Dois limites importam. A manifestação não vincula ninguém — quem decide se o treino da OpenAI passa no teste é o juiz Sidney Stein. E o processo do Times, aberto no fim de 2023, trata de texto de jornal, não de vídeo, música ou imagem.
O recado do G20 é o mesmo argumento, sem toga. Na terça, a delegação americana já havia pedido aos membros uma abordagem de mão leve na regulação de IA. Na quarta, Lutnick estreitou o pedido para o pedaço que mexe no seu bolso: o direito autoral.
O que isso significa
A pressão saiu do tribunal e virou diplomacia. Até agora, a disputa sobre treino era caso a caso, num juiz de cada vez. Pedir no G20 que os países "abracem o fair use" é tentar resolver no atacado o que está travado no varejo.
No Brasil não existe fair use. A Lei de Direitos Autorais (9.610/1998) exige autorização prévia do titular e não tem exceção geral para mineração de textos e dados. O que existe é um vácuo — e nele o Senado encaixou, em dezembro de 2024, um capítulo inteiro no PL 2338/2023: transparência sobre as bases (art. 62), exceção de mineração só para pesquisa e instituições sem fins comerciais (art. 63), direito de o titular proibir o uso da sua obra (art. 64) e remuneração obrigatória quando o uso for comercial (art. 65).
É o oposto exato do que os EUA pediram. O modelo brasileiro é opt-out com conta a pagar; o americano é liberado por padrão. Esses artigos são o alvo do pedido de Lutnick, e eles estão parados na Câmara desde 2024, esperando parecer do relator na Comissão Especial.
Nada disso muda hoje o que você pode fazer. Nenhuma decisão saiu, nenhuma lei mudou. O que mudou foi o placar de força política em cima do único texto que, se virasse lei, te colocaria na fila do pagamento.
O que fazer com isso
- Pare de contar com remuneração por treino como plano. Ela não existe hoje no Brasil e acabou de ganhar um adversário grande. Se seu cálculo de renda supõe que um dia a IA vai te pagar pelo acervo, tire isso da planilha.
- Resolva no contrato o que a lei não resolve. Em contrato de trabalho, cessão, agência ou marca, escreva cláusula específica sobre uso do material em treinamento de IA — autorizando, proibindo ou precificando. Contrato vale antes e independe do PL.

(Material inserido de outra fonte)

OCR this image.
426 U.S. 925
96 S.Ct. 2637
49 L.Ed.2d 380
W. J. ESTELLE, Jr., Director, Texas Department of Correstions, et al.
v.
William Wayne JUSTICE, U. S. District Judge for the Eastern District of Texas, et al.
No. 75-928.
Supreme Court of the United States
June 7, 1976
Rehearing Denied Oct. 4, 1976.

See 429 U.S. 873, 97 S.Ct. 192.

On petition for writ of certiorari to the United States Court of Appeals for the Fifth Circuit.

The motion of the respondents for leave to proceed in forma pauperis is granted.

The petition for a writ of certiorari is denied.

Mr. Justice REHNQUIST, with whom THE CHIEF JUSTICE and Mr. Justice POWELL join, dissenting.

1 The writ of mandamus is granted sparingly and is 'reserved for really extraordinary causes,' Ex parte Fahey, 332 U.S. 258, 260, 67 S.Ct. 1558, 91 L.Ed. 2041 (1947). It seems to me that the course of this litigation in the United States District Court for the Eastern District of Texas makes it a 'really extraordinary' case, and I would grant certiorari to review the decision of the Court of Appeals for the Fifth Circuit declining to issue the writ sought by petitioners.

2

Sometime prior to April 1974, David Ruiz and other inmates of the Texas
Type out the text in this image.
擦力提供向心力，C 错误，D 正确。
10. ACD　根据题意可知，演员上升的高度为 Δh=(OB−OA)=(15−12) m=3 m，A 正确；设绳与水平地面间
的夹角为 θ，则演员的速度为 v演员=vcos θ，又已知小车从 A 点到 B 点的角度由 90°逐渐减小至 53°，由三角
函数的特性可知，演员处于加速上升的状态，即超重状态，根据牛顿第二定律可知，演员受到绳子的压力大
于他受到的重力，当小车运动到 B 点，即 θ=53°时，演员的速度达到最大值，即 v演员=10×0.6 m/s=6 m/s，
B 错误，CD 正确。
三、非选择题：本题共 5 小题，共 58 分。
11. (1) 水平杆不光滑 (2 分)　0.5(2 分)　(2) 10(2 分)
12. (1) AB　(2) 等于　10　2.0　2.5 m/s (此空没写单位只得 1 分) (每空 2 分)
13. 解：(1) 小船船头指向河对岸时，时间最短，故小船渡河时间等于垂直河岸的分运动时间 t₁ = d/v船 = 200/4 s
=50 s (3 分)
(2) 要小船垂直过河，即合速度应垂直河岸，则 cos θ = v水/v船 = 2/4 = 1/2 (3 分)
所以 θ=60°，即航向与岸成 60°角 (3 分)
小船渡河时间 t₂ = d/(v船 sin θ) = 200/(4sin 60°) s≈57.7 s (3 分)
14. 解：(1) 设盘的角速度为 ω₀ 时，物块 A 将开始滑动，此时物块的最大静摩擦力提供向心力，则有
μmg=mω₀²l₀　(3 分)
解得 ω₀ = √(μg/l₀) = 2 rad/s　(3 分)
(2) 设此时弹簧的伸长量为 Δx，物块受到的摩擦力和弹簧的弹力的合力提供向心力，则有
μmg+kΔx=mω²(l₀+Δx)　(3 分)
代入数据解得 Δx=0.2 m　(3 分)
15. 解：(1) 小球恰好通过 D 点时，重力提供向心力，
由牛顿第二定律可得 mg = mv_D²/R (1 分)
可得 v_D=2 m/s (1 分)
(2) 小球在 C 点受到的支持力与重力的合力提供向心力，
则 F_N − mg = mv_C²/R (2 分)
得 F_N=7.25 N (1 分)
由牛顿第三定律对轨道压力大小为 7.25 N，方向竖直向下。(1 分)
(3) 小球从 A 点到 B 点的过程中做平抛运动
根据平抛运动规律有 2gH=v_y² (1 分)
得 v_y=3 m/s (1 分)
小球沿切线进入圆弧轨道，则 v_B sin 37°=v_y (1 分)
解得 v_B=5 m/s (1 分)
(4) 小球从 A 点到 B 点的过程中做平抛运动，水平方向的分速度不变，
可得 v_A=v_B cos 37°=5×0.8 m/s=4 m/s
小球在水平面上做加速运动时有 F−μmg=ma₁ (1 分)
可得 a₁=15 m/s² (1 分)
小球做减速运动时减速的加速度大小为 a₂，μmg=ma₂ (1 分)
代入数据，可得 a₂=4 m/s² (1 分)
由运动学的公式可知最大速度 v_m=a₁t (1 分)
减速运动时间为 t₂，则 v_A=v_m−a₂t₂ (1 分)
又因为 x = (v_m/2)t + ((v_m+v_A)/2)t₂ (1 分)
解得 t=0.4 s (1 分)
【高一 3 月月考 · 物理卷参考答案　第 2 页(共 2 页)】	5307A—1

- Guarde a prova de autoria. Data de publicação, arquivo original, registro de onde saiu primeiro. Em qualquer regime — pagamento ou opt-out — quem não consegue provar que a obra é sua fica de fora dos dois.
- Acompanhe a Comissão Especial da Câmara, não o noticiário americano. O que decide a sua situação é o artigo 65 sobreviver ou não. Notícia de corte de Manhattan não te alcança direto.
O padrão do ano se repete: a regra que vale para você não está sendo escrita onde você está olhando.